Assume $U(x,y,a,c )= - c x + B(x,y,a)$, with $\frac{\partial B(x,y,a)}{\partial c }=0$, and with $a$ and $c\geq 0$ being parameters, and with $x$ and $y$ being variables. Further, $B(x,y,a)$ is continuous and twice continuously differentiable in all its inputs.
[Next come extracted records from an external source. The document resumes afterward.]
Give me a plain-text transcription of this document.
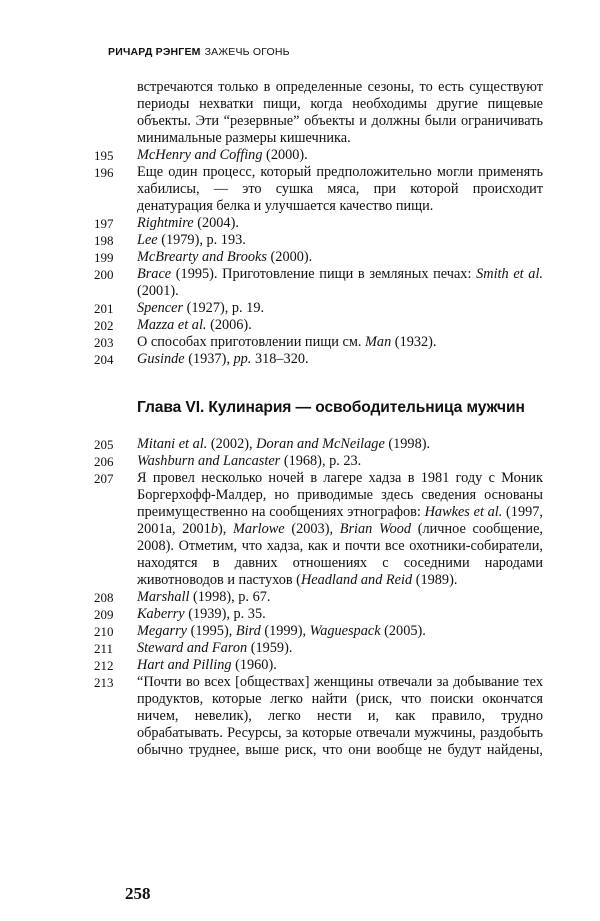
РИЧАРД РЭНГЕМ ЗАЖЕЧЬ ОГОНЬ
встречаются только в определенные сезоны, то есть существуют периоды нехватки пищи, когда необходимы другие пищевые объекты. Эти “резервные” объекты и должны были ограничивать минимальные размеры кишечника.
195	McHenry and Coffing (2000).
196	Еще один процесс, который предположительно могли применять хабилисы, — это сушка мяса, при которой происходит денатурация белка и улучшается качество пищи.
197	Rightmire (2004).
198	Lee (1979), p. 193.
199	McBrearty and Brooks (2000).
200	Brace (1995). Приготовление пищи в земляных печах: Smith et al. (2001).
201	Spencer (1927), p. 19.
202	Mazza et al. (2006).
203	О способах приготовлении пищи см. Man (1932).
204	Gusinde (1937), pp. 318–320.
Глава VI. Кулинария — освободительница мужчин
205	Mitani et al. (2002), Doran and McNeilage (1998).
206	Washburn and Lancaster (1968), p. 23.
207	Я провел несколько ночей в лагере хадза в 1981 году с Моник Боргерхофф-Малдер, но приводимые здесь сведения основаны преимущественно на сообщениях этнографов: Hawkes et al. (1997, 2001a, 2001b), Marlowe (2003), Brian Wood (личное сообщение, 2008). Отметим, что хадза, как и почти все охотники-собиратели, находятся в давних отношениях с соседними народами животноводов и пастухов (Headland and Reid (1989).
208	Marshall (1998), p. 67.
209	Kaberry (1939), p. 35.
210	Megarry (1995), Bird (1999), Waguespack (2005).
211	Steward and Faron (1959).
212	Hart and Pilling (1960).
213	“Почти во всех [обществах] женщины отвечали за добывание тех продуктов, которые легко найти (риск, что поиски окончатся ничем, невелик), легко нести и, как правило, трудно обрабатывать. Ресурсы, за которые отвечали мужчины, раздобыть обычно труднее, выше риск, что они вообще не будут найдены,
258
Further, the $(x,y)$ maximizing $U(x,y,a,c )$ is unique everywhere and it is continuous in $a$ and $c$.

Suppose that $(x_1,y_1)$ maximizes $U(x,y,a_1,c )$, and $(x_2,y_2)$ maximizes $U(x,y,a_2,c )$, and that $0\leq x_1<x_2$.

Let $U^*(a):=\underset{x,y}{\max} U(x,y,a,c)$.

To show: $\frac{\partial U^*(a_1)}{\partial c } > \frac{\partial U^*(a_2)}{\partial c } $

Answer 1

It seems that you can just define two objective problems with the features you stated above and just take the derivatives with respect to $c$ to illustrate this.

Under your specification we have two value functions:

$$U(x_1,y_1,a_1,c)=-cx_1+B(x_1,y_1,a_1)$$ $$U(x_2,y_2,a_2,c)=-cx_2+B(x_2,y_2,a_2)$$

Taking the derivative of the above two equations with respect to $c$ we get:

$$\frac{\partial U(x_1,y_1,a_1,c)}{\partial c}=-x_1$$ $$\frac{\partial U(x_2,y_2,a_2,c)}{\partial c}=-x_2$$

Based on the assumption that $0\leq x_1<x_2$ it follows that $\frac{\partial U(x_1,y_1,a_1,c)}{\partial c}>\frac{\partial U(x_2,y_2,a_2,c)}{\partial c}$.